Medicare to begin using AI to deny care

Many private health plans require certain procedures obtain prior authorization from the plan in order to assure payment to the providers. In recent years, health plans began using AI instead of people to make the determinations of medical necessity. United Healthcare was notorious for the aggressiveness of its AI-enabled denials of care. This reportedly was one factor that led to the assassination of United’s CEO. Now the Trump Administration has announced that it will begin instituting prior authorization requirements for a number of procedures, and will use AI to make determinations. Up to now, Medicare has relied on retrospective audits of claims to weed out wasteful or unnecessary care. Patients still received care, but the provider might have future reimbursements docked until payments for any disallowed claims were recovered. Now, Medicare may actually block care the AI deems unnecessary.

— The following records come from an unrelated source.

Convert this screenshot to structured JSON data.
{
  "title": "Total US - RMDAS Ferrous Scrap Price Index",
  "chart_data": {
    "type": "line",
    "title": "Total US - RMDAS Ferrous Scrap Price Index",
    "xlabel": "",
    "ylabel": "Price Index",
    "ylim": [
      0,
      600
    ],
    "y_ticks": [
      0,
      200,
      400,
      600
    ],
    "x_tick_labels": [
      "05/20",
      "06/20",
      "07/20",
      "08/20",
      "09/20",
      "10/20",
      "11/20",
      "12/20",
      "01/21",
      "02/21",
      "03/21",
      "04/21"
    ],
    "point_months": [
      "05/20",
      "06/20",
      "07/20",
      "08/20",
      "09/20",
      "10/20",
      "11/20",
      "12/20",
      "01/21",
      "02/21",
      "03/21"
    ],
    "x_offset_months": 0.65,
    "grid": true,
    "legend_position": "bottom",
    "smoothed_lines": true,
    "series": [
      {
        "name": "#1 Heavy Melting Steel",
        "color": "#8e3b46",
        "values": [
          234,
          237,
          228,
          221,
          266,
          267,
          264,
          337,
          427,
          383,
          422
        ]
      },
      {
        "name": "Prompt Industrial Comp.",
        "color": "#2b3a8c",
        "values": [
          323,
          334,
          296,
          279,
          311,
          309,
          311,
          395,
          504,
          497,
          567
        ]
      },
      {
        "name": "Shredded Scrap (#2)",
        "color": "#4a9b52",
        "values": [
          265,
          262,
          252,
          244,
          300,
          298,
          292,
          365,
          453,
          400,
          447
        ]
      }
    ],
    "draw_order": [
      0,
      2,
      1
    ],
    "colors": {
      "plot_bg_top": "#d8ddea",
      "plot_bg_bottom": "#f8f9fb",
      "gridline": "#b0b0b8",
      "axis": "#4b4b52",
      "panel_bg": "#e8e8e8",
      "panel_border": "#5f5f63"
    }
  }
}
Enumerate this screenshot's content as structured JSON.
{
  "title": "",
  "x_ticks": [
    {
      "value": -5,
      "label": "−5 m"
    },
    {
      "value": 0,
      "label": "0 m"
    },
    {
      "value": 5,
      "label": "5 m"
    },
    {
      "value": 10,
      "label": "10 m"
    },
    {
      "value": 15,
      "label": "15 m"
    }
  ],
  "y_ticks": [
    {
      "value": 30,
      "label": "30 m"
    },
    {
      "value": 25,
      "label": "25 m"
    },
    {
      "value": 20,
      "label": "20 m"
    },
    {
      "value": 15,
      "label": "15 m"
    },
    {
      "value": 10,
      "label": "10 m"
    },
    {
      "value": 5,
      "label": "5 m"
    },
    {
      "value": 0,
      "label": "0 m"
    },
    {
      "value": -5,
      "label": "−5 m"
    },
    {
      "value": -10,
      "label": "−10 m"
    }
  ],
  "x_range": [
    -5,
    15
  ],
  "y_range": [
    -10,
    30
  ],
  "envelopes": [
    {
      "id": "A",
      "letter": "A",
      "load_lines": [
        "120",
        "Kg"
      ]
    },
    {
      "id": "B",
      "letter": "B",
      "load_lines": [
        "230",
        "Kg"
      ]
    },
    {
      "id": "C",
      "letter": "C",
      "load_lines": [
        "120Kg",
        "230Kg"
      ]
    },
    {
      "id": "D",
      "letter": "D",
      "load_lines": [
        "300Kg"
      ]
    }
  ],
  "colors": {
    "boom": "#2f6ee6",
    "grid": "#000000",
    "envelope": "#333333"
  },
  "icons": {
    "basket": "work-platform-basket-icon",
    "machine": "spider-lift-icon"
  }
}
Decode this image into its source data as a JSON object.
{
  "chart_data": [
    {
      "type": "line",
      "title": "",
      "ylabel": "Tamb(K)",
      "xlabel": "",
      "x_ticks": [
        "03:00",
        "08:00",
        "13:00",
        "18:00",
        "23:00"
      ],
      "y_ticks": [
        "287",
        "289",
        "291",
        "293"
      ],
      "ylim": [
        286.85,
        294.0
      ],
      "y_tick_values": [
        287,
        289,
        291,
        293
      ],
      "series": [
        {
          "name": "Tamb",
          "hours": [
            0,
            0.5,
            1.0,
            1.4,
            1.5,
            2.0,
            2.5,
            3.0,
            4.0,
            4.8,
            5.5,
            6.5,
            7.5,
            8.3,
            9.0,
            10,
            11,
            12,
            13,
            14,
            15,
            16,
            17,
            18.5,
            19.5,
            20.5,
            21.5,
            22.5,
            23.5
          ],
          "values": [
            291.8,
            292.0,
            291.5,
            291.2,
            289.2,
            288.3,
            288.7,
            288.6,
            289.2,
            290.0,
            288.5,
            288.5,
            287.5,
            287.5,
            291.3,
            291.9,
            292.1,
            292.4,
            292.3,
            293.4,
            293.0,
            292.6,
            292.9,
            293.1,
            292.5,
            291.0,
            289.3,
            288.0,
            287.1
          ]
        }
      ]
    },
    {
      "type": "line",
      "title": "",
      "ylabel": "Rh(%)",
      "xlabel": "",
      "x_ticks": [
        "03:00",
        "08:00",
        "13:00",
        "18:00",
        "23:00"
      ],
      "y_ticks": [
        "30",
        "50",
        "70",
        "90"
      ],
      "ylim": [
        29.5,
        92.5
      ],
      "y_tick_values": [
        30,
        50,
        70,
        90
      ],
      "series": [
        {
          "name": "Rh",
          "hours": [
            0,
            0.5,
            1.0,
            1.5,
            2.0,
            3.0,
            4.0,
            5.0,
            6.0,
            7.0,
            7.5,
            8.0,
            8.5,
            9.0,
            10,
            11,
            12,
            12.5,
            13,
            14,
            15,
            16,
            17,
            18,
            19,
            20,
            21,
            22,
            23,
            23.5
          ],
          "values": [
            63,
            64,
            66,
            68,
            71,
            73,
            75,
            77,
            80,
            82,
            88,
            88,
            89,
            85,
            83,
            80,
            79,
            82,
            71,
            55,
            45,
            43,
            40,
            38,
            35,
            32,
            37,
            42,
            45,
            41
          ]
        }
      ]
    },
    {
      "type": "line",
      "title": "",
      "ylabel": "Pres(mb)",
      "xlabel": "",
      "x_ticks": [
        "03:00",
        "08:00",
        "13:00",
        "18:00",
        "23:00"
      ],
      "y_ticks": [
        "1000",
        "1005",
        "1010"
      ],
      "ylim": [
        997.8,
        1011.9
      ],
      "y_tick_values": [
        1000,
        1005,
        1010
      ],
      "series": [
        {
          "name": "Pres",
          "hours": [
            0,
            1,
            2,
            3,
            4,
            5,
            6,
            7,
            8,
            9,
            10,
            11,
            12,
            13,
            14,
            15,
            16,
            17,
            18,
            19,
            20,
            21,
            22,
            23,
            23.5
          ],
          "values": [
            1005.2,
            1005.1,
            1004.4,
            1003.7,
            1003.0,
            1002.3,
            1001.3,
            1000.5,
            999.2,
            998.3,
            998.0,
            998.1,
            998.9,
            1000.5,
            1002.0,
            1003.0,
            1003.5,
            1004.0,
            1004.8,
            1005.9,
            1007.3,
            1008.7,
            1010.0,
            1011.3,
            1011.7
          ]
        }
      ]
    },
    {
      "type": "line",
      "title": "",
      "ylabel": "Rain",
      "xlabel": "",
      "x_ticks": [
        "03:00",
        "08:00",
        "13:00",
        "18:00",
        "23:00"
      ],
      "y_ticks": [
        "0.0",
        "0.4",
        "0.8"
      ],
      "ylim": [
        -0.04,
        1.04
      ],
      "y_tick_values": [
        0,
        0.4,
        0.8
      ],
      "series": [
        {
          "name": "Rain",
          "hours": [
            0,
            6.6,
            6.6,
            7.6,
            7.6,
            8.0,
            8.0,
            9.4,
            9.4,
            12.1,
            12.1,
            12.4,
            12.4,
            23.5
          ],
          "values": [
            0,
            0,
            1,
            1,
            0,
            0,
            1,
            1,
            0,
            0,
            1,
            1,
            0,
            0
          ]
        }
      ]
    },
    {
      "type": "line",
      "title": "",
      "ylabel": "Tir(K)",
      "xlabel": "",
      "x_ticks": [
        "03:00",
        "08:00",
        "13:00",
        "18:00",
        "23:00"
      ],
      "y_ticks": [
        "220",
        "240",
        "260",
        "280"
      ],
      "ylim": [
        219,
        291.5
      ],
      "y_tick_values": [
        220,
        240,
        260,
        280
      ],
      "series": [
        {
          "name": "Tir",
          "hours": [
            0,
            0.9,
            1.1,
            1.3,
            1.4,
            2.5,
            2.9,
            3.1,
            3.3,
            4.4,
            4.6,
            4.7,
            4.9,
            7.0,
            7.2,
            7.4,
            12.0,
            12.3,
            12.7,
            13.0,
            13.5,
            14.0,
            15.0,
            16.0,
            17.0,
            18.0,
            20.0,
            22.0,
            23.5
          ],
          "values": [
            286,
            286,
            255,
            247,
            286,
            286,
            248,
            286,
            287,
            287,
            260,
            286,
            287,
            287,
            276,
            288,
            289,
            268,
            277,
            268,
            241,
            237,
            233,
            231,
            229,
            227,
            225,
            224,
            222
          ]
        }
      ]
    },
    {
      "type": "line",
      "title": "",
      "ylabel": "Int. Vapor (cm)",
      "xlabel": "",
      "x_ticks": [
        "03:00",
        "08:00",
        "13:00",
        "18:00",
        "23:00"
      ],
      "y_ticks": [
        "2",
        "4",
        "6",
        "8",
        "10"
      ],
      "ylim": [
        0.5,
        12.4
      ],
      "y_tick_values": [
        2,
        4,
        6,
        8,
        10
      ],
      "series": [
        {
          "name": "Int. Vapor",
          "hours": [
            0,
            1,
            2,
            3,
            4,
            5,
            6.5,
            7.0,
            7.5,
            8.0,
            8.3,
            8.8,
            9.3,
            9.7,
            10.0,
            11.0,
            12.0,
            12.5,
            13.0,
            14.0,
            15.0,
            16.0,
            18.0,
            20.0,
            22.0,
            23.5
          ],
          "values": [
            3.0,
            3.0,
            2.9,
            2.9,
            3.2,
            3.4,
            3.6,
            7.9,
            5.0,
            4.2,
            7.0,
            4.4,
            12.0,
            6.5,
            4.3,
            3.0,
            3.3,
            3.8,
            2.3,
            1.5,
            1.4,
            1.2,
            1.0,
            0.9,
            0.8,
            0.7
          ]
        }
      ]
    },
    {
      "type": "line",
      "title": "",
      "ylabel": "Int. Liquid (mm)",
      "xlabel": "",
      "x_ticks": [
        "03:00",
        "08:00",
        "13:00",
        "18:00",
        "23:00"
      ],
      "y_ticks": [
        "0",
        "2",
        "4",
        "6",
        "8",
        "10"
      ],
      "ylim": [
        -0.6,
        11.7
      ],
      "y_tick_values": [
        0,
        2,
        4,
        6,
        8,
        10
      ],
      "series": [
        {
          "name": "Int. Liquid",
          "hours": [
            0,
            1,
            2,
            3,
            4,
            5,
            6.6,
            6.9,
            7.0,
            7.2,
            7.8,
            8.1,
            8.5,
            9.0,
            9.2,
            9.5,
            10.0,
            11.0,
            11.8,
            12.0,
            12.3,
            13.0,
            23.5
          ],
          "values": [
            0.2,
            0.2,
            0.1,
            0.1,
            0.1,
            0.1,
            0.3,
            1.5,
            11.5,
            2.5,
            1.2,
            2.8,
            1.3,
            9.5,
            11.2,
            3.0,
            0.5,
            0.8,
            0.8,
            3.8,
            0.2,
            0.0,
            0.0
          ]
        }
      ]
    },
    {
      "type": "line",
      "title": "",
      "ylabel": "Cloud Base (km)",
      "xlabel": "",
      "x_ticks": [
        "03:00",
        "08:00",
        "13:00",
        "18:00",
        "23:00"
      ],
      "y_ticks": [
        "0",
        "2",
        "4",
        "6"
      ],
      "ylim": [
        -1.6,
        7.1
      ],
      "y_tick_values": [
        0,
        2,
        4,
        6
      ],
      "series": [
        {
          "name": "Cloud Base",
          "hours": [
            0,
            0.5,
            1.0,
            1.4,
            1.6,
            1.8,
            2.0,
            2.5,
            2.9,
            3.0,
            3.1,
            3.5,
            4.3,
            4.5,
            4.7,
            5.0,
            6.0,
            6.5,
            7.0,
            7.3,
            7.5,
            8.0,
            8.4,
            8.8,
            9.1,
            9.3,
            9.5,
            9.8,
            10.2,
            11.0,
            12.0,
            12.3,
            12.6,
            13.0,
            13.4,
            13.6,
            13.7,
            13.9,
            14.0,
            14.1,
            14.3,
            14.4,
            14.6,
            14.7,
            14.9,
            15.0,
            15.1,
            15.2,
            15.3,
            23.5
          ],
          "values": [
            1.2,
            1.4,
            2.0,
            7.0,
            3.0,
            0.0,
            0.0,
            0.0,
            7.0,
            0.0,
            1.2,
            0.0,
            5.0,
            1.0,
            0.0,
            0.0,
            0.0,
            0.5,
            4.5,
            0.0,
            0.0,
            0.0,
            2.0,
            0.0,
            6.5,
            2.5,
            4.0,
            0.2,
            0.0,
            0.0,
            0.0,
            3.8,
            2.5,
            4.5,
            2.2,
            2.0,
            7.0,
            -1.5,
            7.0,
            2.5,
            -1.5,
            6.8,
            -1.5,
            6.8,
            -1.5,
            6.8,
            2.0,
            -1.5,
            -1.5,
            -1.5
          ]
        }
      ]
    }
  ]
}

An AI bot may deny your next procedure.

AI-powered smart bandage heals wounds 25% faster

Engineers at the University of California, Santa Cruz have developed an automated device that uses a camera and AI to monitor wound healing, and apply treatments as needed. The tiny camera takes a picture of the enclosed wound every 2 hours and sends the image to a specially-trained AI model running on a nearby computer. The AI analyzes the progress of wound healing, and if any lag is detected, the device will either release a medication onto the wound, or create an electric field that helps new skin cells migrate to cover the wound. Trials have shown that the device accelerates wound healing up to 25% over standard wound care.

Stages of wound healing are sped up by UCSC’s AI-powered smart bandage.